In her street photographs of the Barrio, McAdams presents an intimate portrait of this community reflected in the day-to-day activities and personal interactions of its residents. In one tangent of the Olympic City series, McAdams spent considerable attention photographing women of all ages under different circumstances. McAdams as observer, and sometimes voyeur, recorded these moments in passing as we would have witnessed them ourselves, as in the case of the image of a couple engaged in an argument on the street corner which draws the attention of all passersby. In the photograph of a prostitute standing in front of the shell of a demolished building McAdams perhaps best illustrates this transition in the Barrio, a once thriving metropolitan area, now caught between the onset of urban blight and the coming urban renewal.

The Olympic City series has less to do with the Olympic Games than it has to do with change in the face of gentrification. City planners and developers who set out to revitalize urban areas for major events such as the Olympic Games, or who attempt to create new centers of tourism and rehabilitated living communities for the young and affluent populations, often have little regard for the inevitable displacement and transformation of the communities in place.

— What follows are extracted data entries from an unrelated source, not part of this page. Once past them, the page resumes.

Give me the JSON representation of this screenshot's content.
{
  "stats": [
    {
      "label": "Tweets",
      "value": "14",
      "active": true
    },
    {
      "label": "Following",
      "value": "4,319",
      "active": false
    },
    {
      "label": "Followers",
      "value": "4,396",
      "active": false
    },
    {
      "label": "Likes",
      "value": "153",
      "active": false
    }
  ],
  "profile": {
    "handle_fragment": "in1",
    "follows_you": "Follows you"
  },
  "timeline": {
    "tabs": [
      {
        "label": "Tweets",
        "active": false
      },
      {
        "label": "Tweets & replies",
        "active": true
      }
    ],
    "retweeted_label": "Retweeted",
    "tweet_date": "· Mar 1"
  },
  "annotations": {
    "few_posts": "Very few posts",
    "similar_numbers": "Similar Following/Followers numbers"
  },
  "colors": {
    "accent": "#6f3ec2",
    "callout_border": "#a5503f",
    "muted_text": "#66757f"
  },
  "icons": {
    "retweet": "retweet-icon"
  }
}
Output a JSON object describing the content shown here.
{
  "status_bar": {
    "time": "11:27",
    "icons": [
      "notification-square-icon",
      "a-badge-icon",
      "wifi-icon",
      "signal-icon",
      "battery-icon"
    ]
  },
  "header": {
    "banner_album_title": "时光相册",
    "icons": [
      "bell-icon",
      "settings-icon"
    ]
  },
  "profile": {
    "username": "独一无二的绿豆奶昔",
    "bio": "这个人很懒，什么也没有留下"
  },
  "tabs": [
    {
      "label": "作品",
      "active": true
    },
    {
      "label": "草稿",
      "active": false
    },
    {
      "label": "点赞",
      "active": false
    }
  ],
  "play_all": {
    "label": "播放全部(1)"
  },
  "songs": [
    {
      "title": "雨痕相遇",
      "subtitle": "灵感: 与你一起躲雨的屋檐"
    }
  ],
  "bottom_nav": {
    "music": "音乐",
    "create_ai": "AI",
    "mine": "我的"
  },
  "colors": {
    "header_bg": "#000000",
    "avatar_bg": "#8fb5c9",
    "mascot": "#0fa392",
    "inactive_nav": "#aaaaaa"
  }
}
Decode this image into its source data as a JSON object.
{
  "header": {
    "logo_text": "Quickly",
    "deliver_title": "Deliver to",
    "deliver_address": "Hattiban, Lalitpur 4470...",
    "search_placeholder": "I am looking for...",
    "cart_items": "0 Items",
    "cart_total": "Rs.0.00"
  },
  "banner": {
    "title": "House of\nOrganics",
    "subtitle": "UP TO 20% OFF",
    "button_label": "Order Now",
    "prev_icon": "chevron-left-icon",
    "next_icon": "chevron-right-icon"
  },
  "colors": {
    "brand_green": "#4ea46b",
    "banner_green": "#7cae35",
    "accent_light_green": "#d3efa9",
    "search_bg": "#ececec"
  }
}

In the Barrio, the existing neighborhoods were removed to make way for a temporary community of athletes, game officials, spectators and the world press Ñ leaving stadiums, temporary enclosures and parking lots which have little or no use now that the games have passed. Today traces of the Barcelona Olympic Games exist only as statistics in a sports almanac, however the face of the Barrio region has changed forever to make way for this event which brought the attention of the world to Barcelona for one summer in 1992. As the consummate archivist Dona Ann McAdams has succeeded in preserving this photographic record of the Barrio and its people during this transition.